Amazon’s official line is that the decision to close its operations is entirely related to cost reduction. For a statement given to the CBCthe company reviewed its operations in Québec and found “the return to a third-party delivery model supported by small local businesses, similar to the one we had until 2020, will allow us to offer the same excellent service and to providing even more savings to our customers in the long run.” The closings are expected to take place over the next two months.

The union doesn’t see it the same way. In a declarationunion president Caroline Senneville said the decision “makes no sense, either commercially or operationally”.

The timing certainly doesn’t make much sense if you only consider Amazon’s recent investments in the area. The company opened its first fulfillment center in Québec in 2020, and then expanded rapidly with five additional structures which opened in 2021. The company operates seven sites in total in Quebec, all of which opened under the guise that Amazon needed more workers to speed up deliveries in the growing market.

But then came the union. Last spring, workers at one of Amazon’s facilities in Laval, Quebec trade union with the Confédération des syndicats nationaux (Confederate of National Trade Unions) in response to growing concern among workers regarding their safety and compensation.
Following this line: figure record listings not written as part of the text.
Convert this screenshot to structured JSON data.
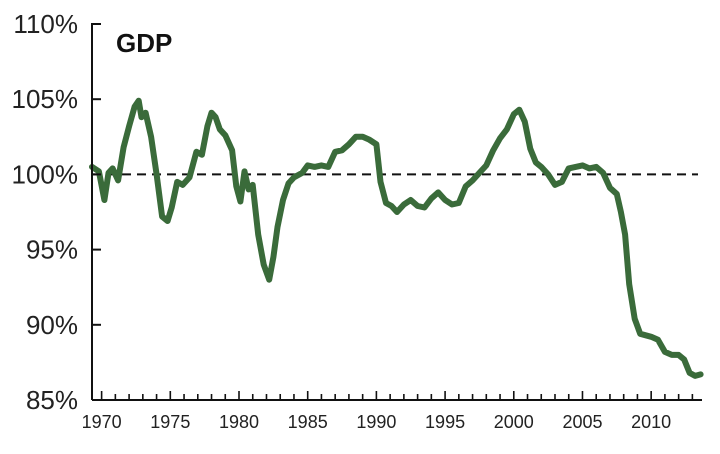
{
  "chart_data": {
    "type": "line",
    "title": "GDP",
    "xlabel": "",
    "ylabel": "",
    "xlim": [
      1969.3,
      2013.7
    ],
    "ylim": [
      85,
      110
    ],
    "y_ticks": [
      110,
      105,
      100,
      95,
      90,
      85
    ],
    "y_tick_labels": [
      "110%",
      "105%",
      "100%",
      "95%",
      "90%",
      "85%"
    ],
    "x_ticks": [
      1970,
      1975,
      1980,
      1985,
      1990,
      1995,
      2000,
      2005,
      2010
    ],
    "x_tick_labels": [
      "1970",
      "1975",
      "1980",
      "1985",
      "1990",
      "1995",
      "2000",
      "2005",
      "2010"
    ],
    "reference_line": {
      "value": 100,
      "style": "dashed"
    },
    "grid": false,
    "colors": {
      "series": "#3a6b3a",
      "axis": "#111111",
      "reference": "#111111"
    },
    "series": [
      {
        "name": "GDP",
        "x": [
          1969.3,
          1969.8,
          1970.2,
          1970.5,
          1970.8,
          1971.2,
          1971.6,
          1972.0,
          1972.4,
          1972.7,
          1972.9,
          1973.2,
          1973.6,
          1974.0,
          1974.4,
          1974.8,
          1975.1,
          1975.5,
          1975.9,
          1976.4,
          1976.9,
          1977.3,
          1977.7,
          1978.0,
          1978.3,
          1978.6,
          1979.0,
          1979.5,
          1979.8,
          1980.1,
          1980.4,
          1980.7,
          1981.0,
          1981.4,
          1981.8,
          1982.2,
          1982.5,
          1982.8,
          1983.2,
          1983.6,
          1984.0,
          1984.6,
          1985.0,
          1985.5,
          1986.0,
          1986.5,
          1987.0,
          1987.5,
          1988.0,
          1988.5,
          1989.0,
          1989.5,
          1990.0,
          1990.3,
          1990.7,
          1991.1,
          1991.5,
          1992.0,
          1992.5,
          1993.0,
          1993.5,
          1994.0,
          1994.5,
          1995.0,
          1995.5,
          1996.0,
          1996.5,
          1997.0,
          1997.5,
          1998.0,
          1998.5,
          1999.0,
          1999.5,
          2000.0,
          2000.4,
          2000.8,
          2001.2,
          2001.6,
          2002.0,
          2002.5,
          2003.0,
          2003.5,
          2004.0,
          2004.5,
          2005.0,
          2005.5,
          2006.0,
          2006.5,
          2007.0,
          2007.5,
          2007.8,
          2008.1,
          2008.4,
          2008.8,
          2009.2,
          2009.6,
          2010.0,
          2010.5,
          2011.0,
          2011.5,
          2012.0,
          2012.4,
          2012.8,
          2013.2,
          2013.6
        ],
        "values": [
          100.5,
          100.2,
          98.3,
          100.1,
          100.4,
          99.6,
          101.8,
          103.2,
          104.5,
          104.9,
          103.8,
          104.1,
          102.5,
          100.0,
          97.2,
          96.9,
          97.8,
          99.5,
          99.3,
          99.8,
          101.5,
          101.3,
          103.2,
          104.1,
          103.8,
          103.0,
          102.6,
          101.6,
          99.2,
          98.2,
          100.2,
          99.0,
          99.3,
          96.0,
          94.0,
          93.0,
          94.5,
          96.5,
          98.3,
          99.4,
          99.8,
          100.1,
          100.6,
          100.5,
          100.6,
          100.5,
          101.5,
          101.6,
          102.0,
          102.5,
          102.5,
          102.3,
          102.0,
          99.5,
          98.1,
          97.9,
          97.5,
          98.0,
          98.3,
          97.9,
          97.8,
          98.4,
          98.8,
          98.3,
          98.0,
          98.1,
          99.2,
          99.6,
          100.1,
          100.6,
          101.6,
          102.4,
          103.0,
          104.0,
          104.3,
          103.5,
          101.7,
          100.8,
          100.5,
          100.0,
          99.3,
          99.5,
          100.4,
          100.5,
          100.6,
          100.4,
          100.5,
          100.1,
          99.1,
          98.7,
          97.5,
          96.0,
          92.7,
          90.4,
          89.4,
          89.3,
          89.2,
          89.0,
          88.2,
          88.0,
          88.0,
          87.7,
          86.8,
          86.6,
          86.7
        ]
      }
    ]
  }
}
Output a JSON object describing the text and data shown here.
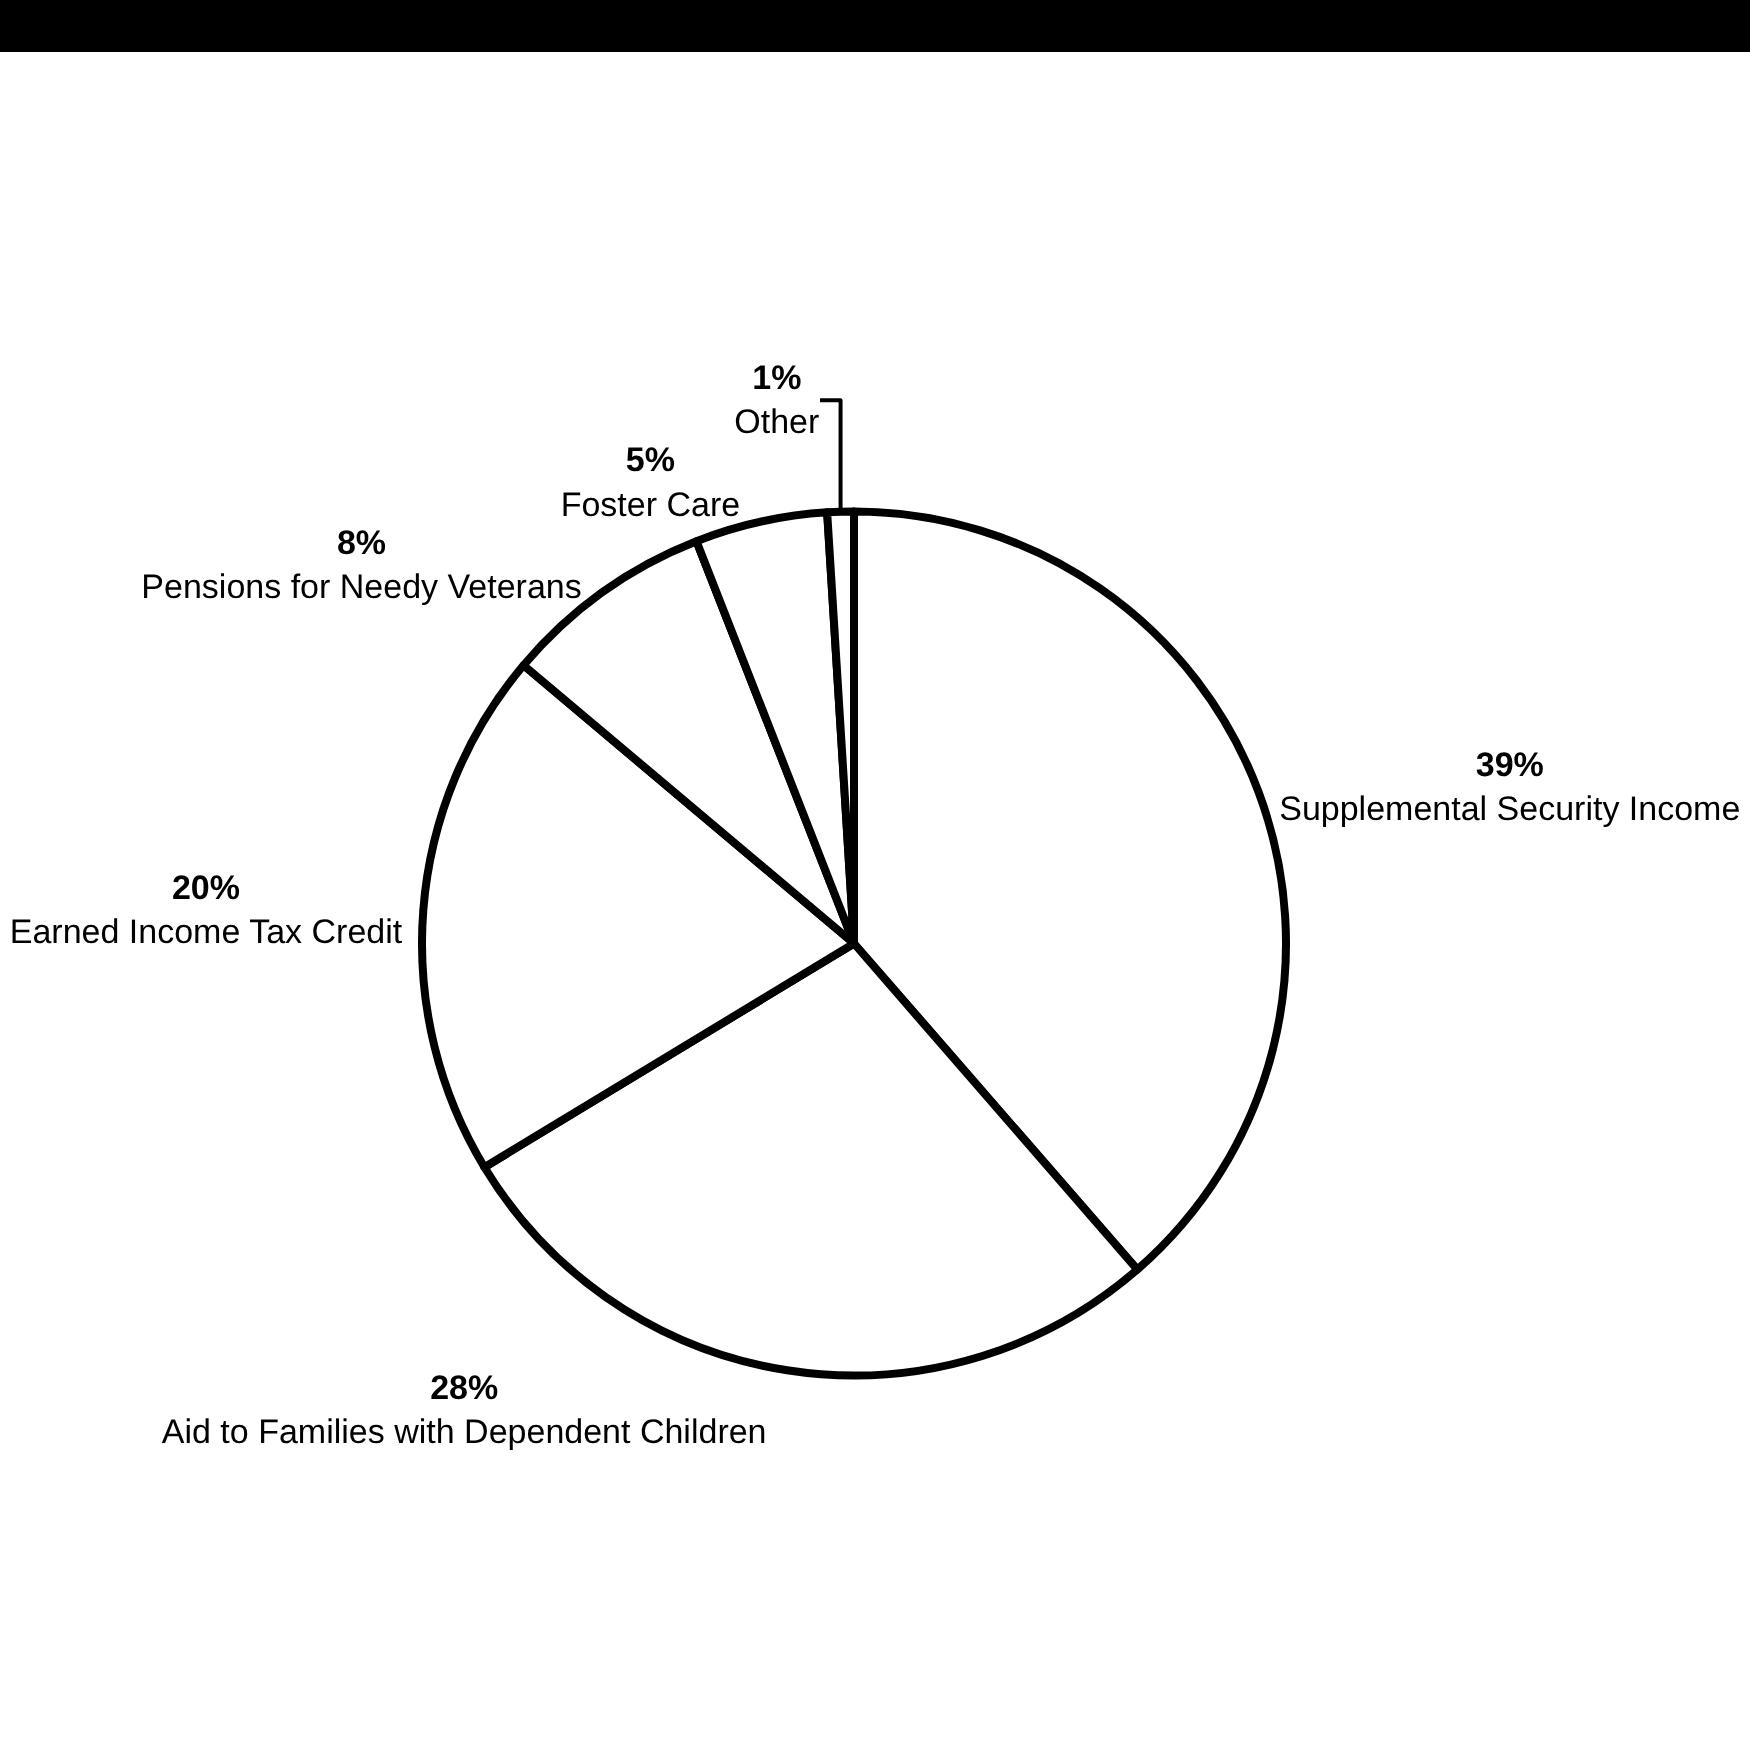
{
  "chart_data": {
    "type": "pie",
    "categories": [
      "Supplemental Security Income",
      "Aid to Families with Dependent Children",
      "Earned Income Tax Credit",
      "Pensions for Needy Veterans",
      "Foster Care",
      "Other"
    ],
    "values": [
      39,
      28,
      20,
      8,
      5,
      1
    ],
    "value_labels": [
      "39%",
      "28%",
      "20%",
      "8%",
      "5%",
      "1%"
    ],
    "colors": [
      "#ffffff",
      "#ffffff",
      "#ffffff",
      "#ffffff",
      "#ffffff",
      "#ffffff"
    ],
    "legend": false
  }
}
CorpWatch, a watchdog group, found that the rate of disabling injuries for Amazon warehouse workers at a Canadian facility was 19.42 per 100 workers per year, almost seven times higher than the average rate of 2.9 per 100 workers per year in all sectors. In 2022 only, 2022 Amazon Canada was ordered to pay nearly $5 million in damages for more than 1,300 workplace injuries suffered at its facilities.

The Laval facility union was waiting for Amazon to make its first offer on a contractwhich they expected to receive this month. The workers demanded a starting wage of $26 an hour, along with additional workplace protections.

That offer never came. Instead, Amazon outsources its work to contractors, who are routinely aggrieved extremely long working days with delivery deadlines so tight that they often don’t have time stop to use the bathroom and suffer from significantly higher rates of security breaches– all to save a couple of bucks.